A. I think it actually is, even if it’s awkward and difficult. It’s worth imagining: buildings like trees, cities like forests. We just did some sketching on a factory in India, where we’re going to grow food on the roof. You start designing like that for cities. What it would mean, if, say, Paris had greenhouse farms on roofs? How much food would it generate? How beautiful could it be? How many people would be working? And food miles would be vertical. It’s odd and strange thinking, but we have to put it out there now in order to start to imagining what might be possible.

Q. You say in the book that the next food revolution will come not from seeds, but from the soil. What do you mean by that?

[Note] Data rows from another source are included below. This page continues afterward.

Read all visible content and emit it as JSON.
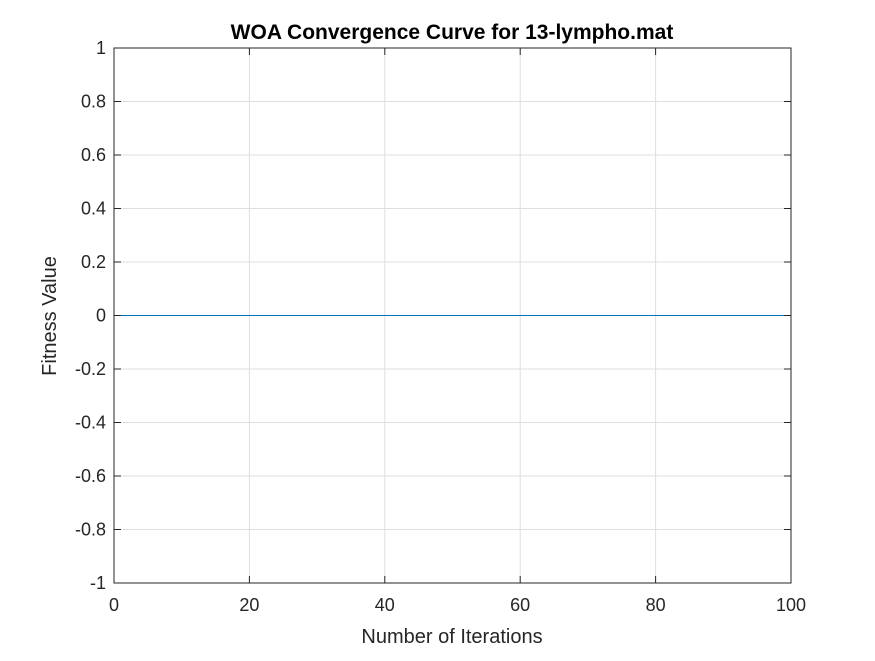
{
  "chart_data": {
    "type": "line",
    "title": "WOA Convergence Curve for 13-lympho.mat",
    "xlabel": "Number of Iterations",
    "ylabel": "Fitness Value",
    "xlim": [
      0,
      100
    ],
    "ylim": [
      -1,
      1
    ],
    "xticks": [
      0,
      20,
      40,
      60,
      80,
      100
    ],
    "xtick_labels": [
      "0",
      "20",
      "40",
      "60",
      "80",
      "100"
    ],
    "yticks": [
      -1,
      -0.8,
      -0.6,
      -0.4,
      -0.2,
      0,
      0.2,
      0.4,
      0.6,
      0.8,
      1
    ],
    "ytick_labels": [
      "-1",
      "-0.8",
      "-0.6",
      "-0.4",
      "-0.2",
      "0",
      "0.2",
      "0.4",
      "0.6",
      "0.8",
      "1"
    ],
    "grid": true,
    "series": [
      {
        "color": "#0072BD",
        "x": [
          0,
          100
        ],
        "y": [
          0,
          0
        ]
      }
    ],
    "colors": {
      "axis": "#262626",
      "grid": "#DFDFDF",
      "background": "#FFFFFF"
    }
  }
}
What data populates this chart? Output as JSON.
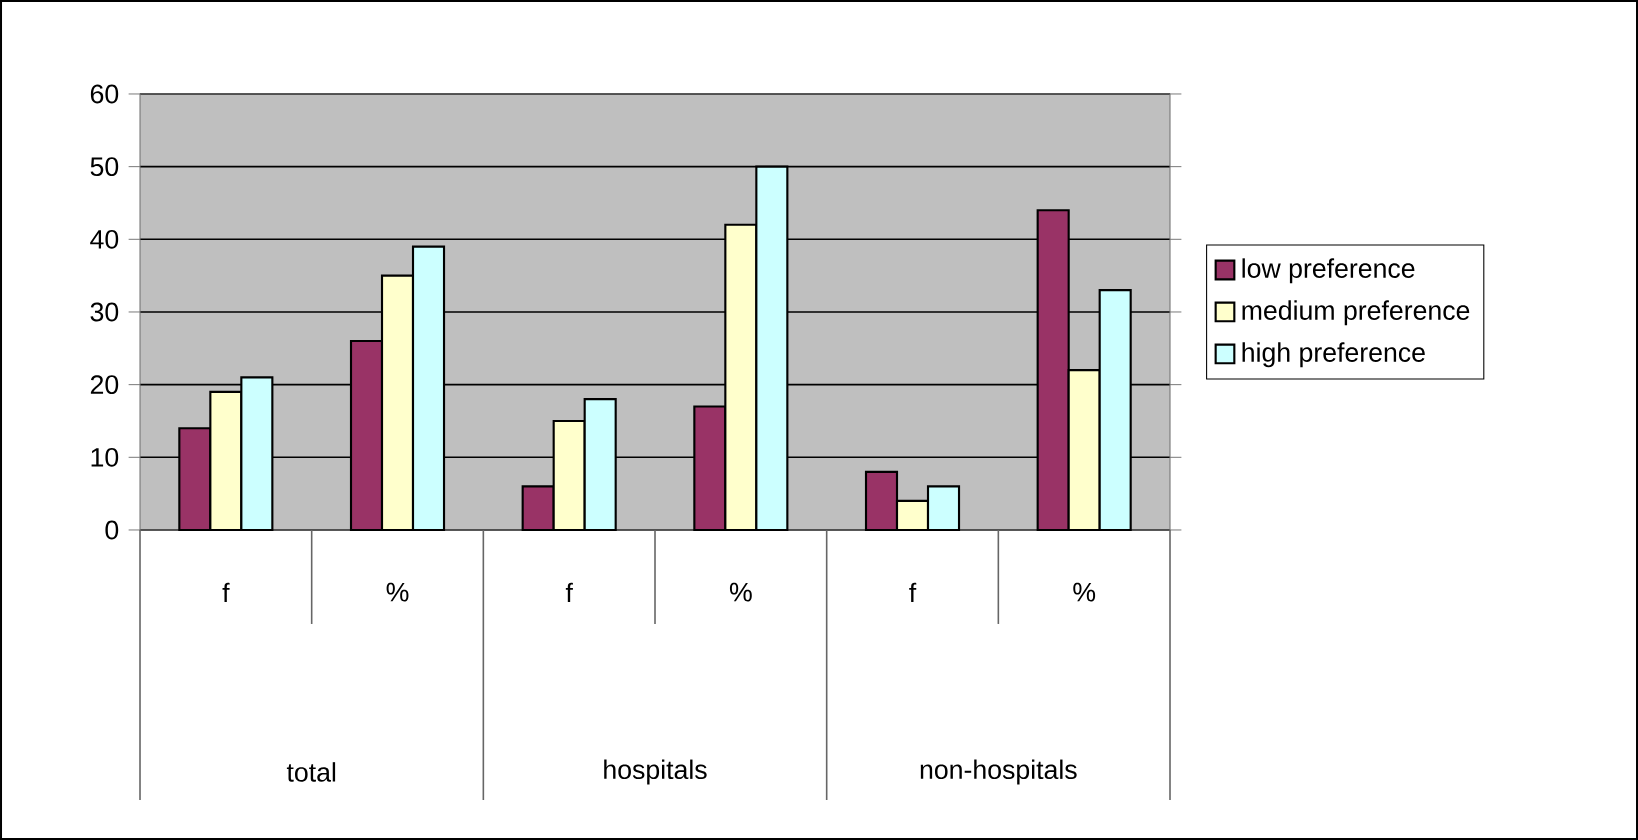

A. Look at what’s going to happen with climate change and how our soils are being depleted and we’re losing topsoil and so on. What if we could do agriculture that was six times as intensive? That’s just what the Dutch are now doing with advanced greenhouse agriculture. The Netherlands — a country the size of Maryland — is the second largest agricultural export economy in the world, after the U.S. They have high-value exports — flowers, tomatoes, we’re not talking generic commodities. We should really look hard at the intensity of agriculture on smaller plots. You don’t need pesticides. You don’t need herbicides.

Then you think about the Africans, as their climate changes. Instead of saying, “we should give them genetically modified organisms that grow in drier places,” we should look at what it would mean if we create small, intensive gardening opportunities. They are much more productive, so they don’t have to scorch the earth and watch the soil blow away. What if we bring back the orchards and the bush crops and tree crops over 80 percent of the area, and then you intensely farm the rest?

That’s what the Dutch know how to do. They’re focused on the health of the soil and the bacteria. There’s the key. Make sure that’s thriving and everything flows from there.

We go the other way. Ours is all about amendments and inputs. OurGreen Revolution, [Norman] Borlaug’s revolution, was quite astonishing. It allowed so many more people to have food, but it relied on external inputs. It imported things. Let’s remember that high-tech growing doesn’t have to be field growing. It can be concentrated on a rooftop.